On top of that, collective bargaining agreements already in place between agencies and federal unions hold legal standing against any return-to-office plans. During the hearing, Republicans harshly criticized the Social Security Administration, which recently renewed a collective bargaining agreement with the American Federation of Government Employees. Committee members said the November 2024 contract, which extended the current telework policy for 42,000 bargaining unit SSA employees through 2029, would “tie the hands” of Trump in a return-to-office push.

Former SSA Commissioner Martin O’Malley, however, told lawmakers that telework has been beneficial to the agency’s ability to operate effectively. He pointed to improvements in wait times and reductions in backlogs for some SSA services, even with low staffing levels and a rapidly rising number of beneficiaries. At the same time, he said SSA scaled up on-site work in February 2024, and that the new agreement with AFGE retains managers’ discretion to adjust telework levels for staff as needed.

“We did not go backwards on the increased on-site presence that I implemented, and that also helped contribute to the record high in productivity,” O’Malley said.

SSA’s current telework levels put the agency at about the “middle of the pack” for agencies when it comes to hybrid work, O’Malley has said. That comes after the Biden administration issued an April 2023 memo calling for agencies to strike a more equal balance between in-person work and telework following the end of the pandemic.

But telework data has been a longtime sticking point for committee lawmakers too. In a 2023 hearing, Oversight Republicans criticized Kiran Ahuja, former director of the Office of Personnel Management, for not providing a specific number of federal employees governmentwide who were working in the office versus teleworking.

Since then, 2024 data from OMB has shown that more than half of federal employees work entirely in person due to the nature of their job duties. Of those who are eligible for telework, just over 60% of work hours are being spent in the office on average governmentwide.

Although federal telework increased during the COVID-19 pandemic, many during the hearing Wednesday also pointed out that telework has been an option for the feds for much longer. The 2010 Telework Enhancement Act authorized agencies to expand telework options for eligible federal employees. Some feds have been teleworking at least some of the time even years before that, in some cases dating back to the 1990s.

In submitted testimony, AFGE also said it’s a more complex policy for feds than simply employees who telework, versus employees who work in an office building. The federal union urged lawmakers to consider the intricacies of how telework varies based on the type of federal position.

For instance, AFGE said employees such as law enforcement officers, Border Patrol agents and Transportation Security Administration supervisors will often have their work split differently from week to week between an agency office building and the field. Separately, employees like Department of Agriculture food safety inspectors and federal firefighters are assigned to a duty station but work entirely in the field.
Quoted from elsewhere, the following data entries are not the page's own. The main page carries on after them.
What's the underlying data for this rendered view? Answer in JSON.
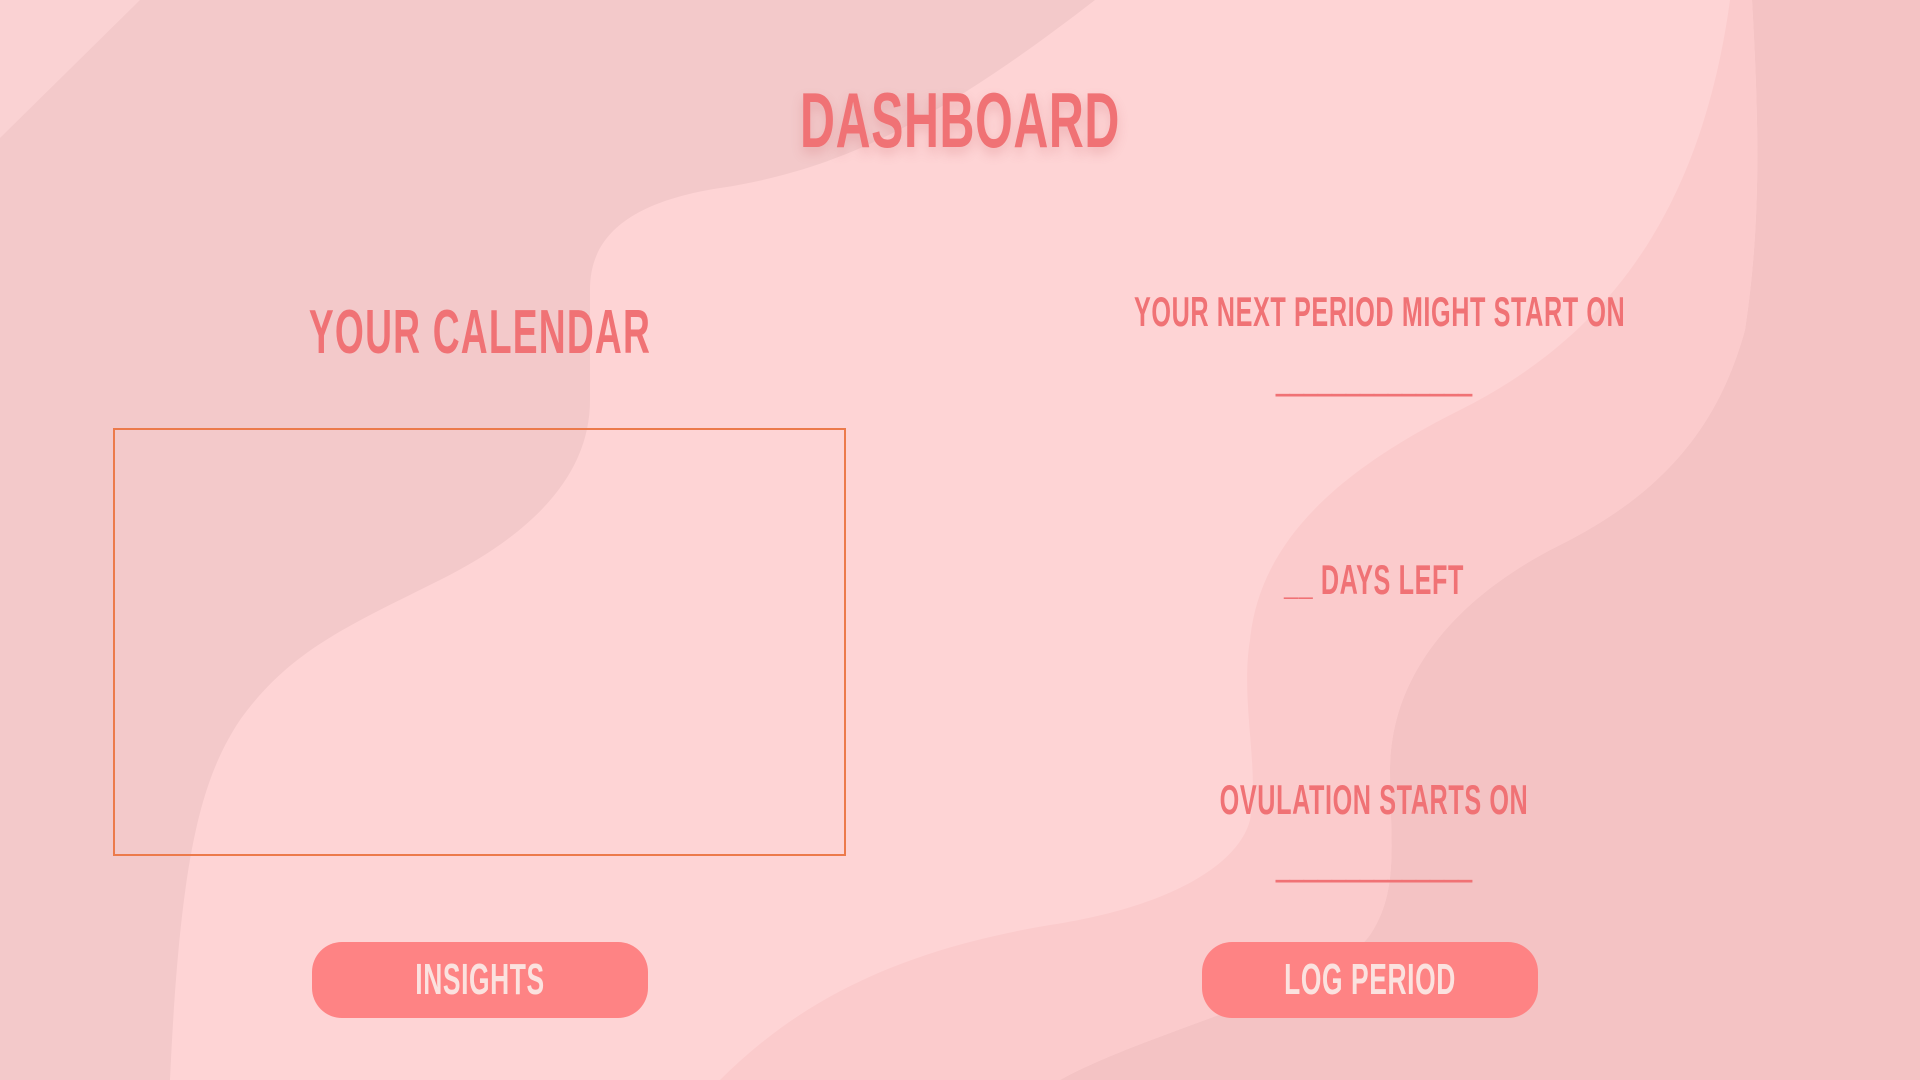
{
  "header": {
    "title": "DASHBOARD"
  },
  "calendar": {
    "title": "YOUR CALENDAR"
  },
  "prediction": {
    "next_period_label": "YOUR NEXT PERIOD MIGHT START ON",
    "next_period_value": "______________",
    "days_left": "__ DAYS LEFT",
    "ovulation_label": "OVULATION STARTS ON",
    "ovulation_value": "______________"
  },
  "actions": {
    "insights_label": "INSIGHTS",
    "log_period_label": "LOG PERIOD"
  },
  "colors": {
    "background": "#fed4d5",
    "accent_text": "#f07275",
    "button": "#fe8384",
    "button_text": "#fbe2df",
    "calendar_border": "#ec7a4b"
  }
}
And any employee classified as a “teleworker” could be working in the office or at home on any combination of days in a week.

“The failure to accurately account for these distinctions has inflated the number of employees whom critics deride as teleworkers as well as the volume of federal building space they claim ‘is vacant,'” AFGE wrote in testimony it submitted to the committee.

Still, Comer expressed enthusiasm for working with Trump, who he said has “been very transparent about his vision to make the federal government more efficient.”

“I think that you’re going to be hearing a lot about that — especially in this committee, which has jurisdiction on the federal workforce — over the next several months,” Comer said. “Hopefully the American taxpayers will get a better return on their investment, and at the very least, the federal workforce will have to show up for work like they do.”